Chandrayaan 2: Russischer Lander, indischer Minirover
(Bild: IKI/ISRO)
Nach dem erfolgreichen Start des indischen Radarsatelliten Risat 1 auf einer Rakete des Typs PSLV berichtete der Leiter der indischen Raumfahrtforschungsorganisation (ISRO) K. Radhakrishnan Journalisten, dass man plane, im Abstand von sechs Monaten zwei Raketen des Typs GSLV zu starten, bevor man Chandrayaan 2 auf den Weg zum Mond bringe.

Im Oktober 2008 startete die erste indische Mondmission mit dem Mondorbiter Chandrayaan 1 auf einer PSLV. Für die zweite indische Mondmission ist eine weiche Landung auf dem Erdtrabanten geplant, dabei arbeitet Indien mit Russland zusammen. Mit einem indischen Orbiter soll ein russischer Lander den Mond erreichen, dessen Aufgabe es unter anderem sein wird, einen indischen Minirover auf die Mondoberfläche zu bringen. Die schwerere Sonde Chandrayaan 2 wird voraussichtlich von einer GSLV gestartet werden. Eine derartige Rakete absolvierte zuletzt 2004 mit Edusat alias GSAT-3 einen erfolgreichen Flug.

Nach mehrfachem Versagen der GSLV leiden einige Programme der ISRO unter Verzögerungen. Die in Indien konstruierte kryogene Oberstufe mit einem in Indien gebauten Antrieb für die GSLV war bisher Bestandteil einer einzigen geflogenen GSLV (D3) und funktionierte dabei nicht. Derzeit arbeitet die ISRO intensiv an einer Flugertüchtigung der Stufe.

Laut Radhakrishnan ist der nächste Einsatz der indischen kryogenen Oberstufe auf einer GSLV im September oder Oktober 2012 vorgesehen.
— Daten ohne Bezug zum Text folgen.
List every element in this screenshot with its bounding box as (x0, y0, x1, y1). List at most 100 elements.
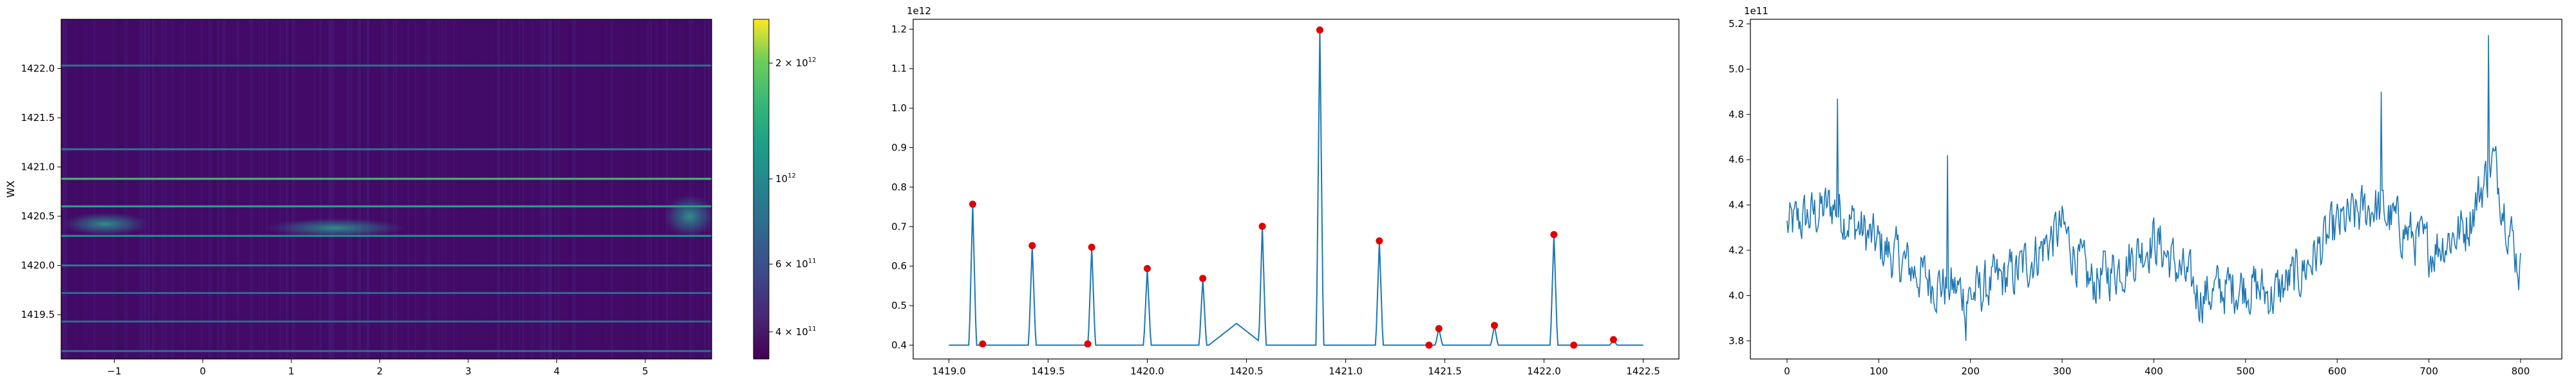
x-tick-label: 200 (1961, 365, 1980, 377)
x-tick-label: 3 (465, 365, 471, 377)
heatmap-streak (354, 19, 356, 359)
heatmap-streak (287, 19, 289, 359)
x-tick-label: 1419.5 (1031, 365, 1065, 377)
heatmap-streak (516, 19, 519, 359)
heatmap-streak (289, 19, 290, 359)
heatmap-streak (370, 19, 372, 359)
heatmap-frame (61, 19, 712, 360)
heatmap-streak (490, 19, 493, 359)
heatmap-streak (134, 19, 136, 359)
y-tick-label: 0.9 (891, 142, 907, 154)
heatmap-streak (169, 19, 171, 359)
heatmap-streak (249, 19, 251, 359)
heatmap-streak (323, 19, 326, 359)
heatmap-line (61, 264, 712, 267)
heatmap-streak (639, 19, 640, 359)
y-tick-label: 0.6 (891, 261, 907, 272)
peak-marker (1609, 336, 1617, 344)
heatmap-streak (208, 19, 211, 359)
heatmap-streak (689, 19, 692, 359)
heatmap-line (61, 350, 712, 353)
heatmap-streak (572, 19, 574, 359)
heatmap-streak (659, 19, 661, 359)
heatmap-streak (214, 19, 216, 359)
heatmap-streak (259, 19, 260, 359)
heatmap-streak (265, 19, 268, 359)
heatmap-streak (384, 19, 386, 359)
peak-marker (1028, 242, 1036, 250)
heatmap-streak (139, 19, 142, 359)
heatmap-streak (704, 19, 706, 359)
x-tick-label: −1 (107, 365, 121, 377)
heatmap-streak (348, 19, 349, 359)
heatmap-streak (647, 19, 649, 359)
heatmap-streak (66, 19, 69, 359)
peak-marker (1376, 237, 1383, 244)
heatmap-streak (678, 19, 680, 359)
y-tick-label: 1420.0 (21, 260, 55, 271)
heatmap-streak (152, 19, 154, 359)
series-line (949, 30, 1643, 346)
heatmap-streak (381, 19, 383, 359)
x-tick-label: 4 (554, 365, 560, 377)
heatmap-streak (62, 19, 64, 359)
heatmap-line (61, 64, 712, 67)
x-tick-label: 0 (200, 365, 206, 377)
heatmap-streak (574, 19, 576, 359)
heatmap-streak (417, 19, 419, 359)
heatmap-streak (329, 19, 331, 359)
heatmap-streak (164, 19, 167, 359)
heatmap-streak (431, 19, 433, 359)
heatmap-line (61, 178, 712, 180)
heatmap-streak (387, 19, 389, 359)
heatmap-streak (366, 19, 368, 359)
heatmap-streak (426, 19, 427, 359)
heatmap-streak (458, 19, 460, 359)
heatmap-streak (161, 19, 164, 359)
heatmap-streak (676, 19, 679, 359)
heatmap-streak (368, 19, 370, 359)
heatmap-streak (77, 19, 78, 359)
heatmap-streak (543, 19, 545, 359)
heatmap-streak (686, 19, 688, 359)
heatmap-streak (106, 19, 108, 359)
heatmap-streak (261, 19, 263, 359)
heatmap-streak (460, 19, 462, 359)
heatmap-streak (503, 19, 506, 359)
x-tick-label: 400 (2145, 365, 2163, 377)
y-tick-label: 0.4 (891, 340, 907, 351)
heatmap-streak (384, 19, 386, 359)
heatmap-streak (575, 19, 577, 359)
heatmap-streak (568, 19, 571, 359)
heatmap-streak (392, 19, 394, 359)
heatmap-streak (550, 19, 553, 359)
heatmap-streak (426, 19, 428, 359)
heatmap-streak (227, 19, 229, 359)
heatmap-streak (124, 19, 127, 359)
x-tick-label: 5 (642, 365, 649, 377)
heatmap-streak (237, 19, 239, 359)
peak-marker (1088, 243, 1095, 251)
series-line (1786, 35, 2521, 341)
heatmap-streak (147, 19, 150, 359)
heatmap-streak (507, 19, 509, 359)
heatmap-streak (494, 19, 496, 359)
heatmap-streak (215, 19, 217, 359)
heatmap-streak (217, 19, 219, 359)
peak-marker (1570, 342, 1578, 349)
heatmap-streak (115, 19, 116, 359)
heatmap-streak (71, 19, 73, 359)
y-tick-label: 4.8 (1728, 109, 1744, 120)
heatmap-streak (691, 19, 693, 359)
heatmap-streak (330, 19, 332, 359)
heatmap-streak (63, 19, 65, 359)
x-tick-label: 500 (2236, 365, 2255, 377)
heatmap-streak (501, 19, 504, 359)
heatmap-streak (184, 19, 185, 359)
heatmap-streak (695, 19, 696, 359)
heatmap-streak (117, 19, 118, 359)
heatmap-streak (329, 19, 331, 359)
heatmap-streak (702, 19, 704, 359)
heatmap-streak (223, 19, 225, 359)
colorbar: 4 × 1011 6 × 1011 1012 2 × 1012 (753, 19, 816, 360)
Zwei Bodentests des flüssigen Wasserstoff mit flüssigem Sauerstoff verbrennenden Triebwerks der Raketenstufe haben zwischenzeitlich stattgefunden.

Weil bei dem Versagen der GSLV-F06 im Dezember 2010 deren Nutzlastverkleidung mit einem Durchmesser von vier Metern eine wahrscheinliche Ursache für den Fehlschlag war, werde beim nächsten GSLV-Flug wieder die bewährte Verkleidung mit einem Durchmesser von 3,4 Metern zum Einsatz kommen, teilte Radhakrishnan außerdem mit.

Dass es schließlich gelingt, Chandrayaan 2 im Jahr 2013, wie es einmal geplant war, auf die Reise zum Mond zu schicken, ist mehr als unwahrscheinlich. Ein Start im Jahr 2014 scheint zum gegenwärtigen Zeitpunkt ebenfalls unrealistisch. Nicht unvorstellbar ist, dass eine Trägerrakete mit Chandrayaan 2 an Bord erst im Jahre 2016 abhebt.

Schwierigkeiten bei der Einhaltung des maximal möglichen Startgewichts von Chandrayaan 2 und der Absicherung der erforderlichen Zuverlässigkeit der russischerseits beigesteuerten Komponenten sind sicher grundlegendere Ursachen für erhebliche Verzögerungen. Auf jeden Fall werden neue GSLV im Herbst 2012 (voraussichtlich als GSLV-D5 mit GSAT-14) und im Frühjahr 2013 beweisen müssen, dass sich dieser Raketentyp mit einer gewissen Zuverlässigkeit einsetzen lässt, denn bis auf weiteres ist ein Start von Chandrayaan 2 auf einer solchen Rakete vorgesehen.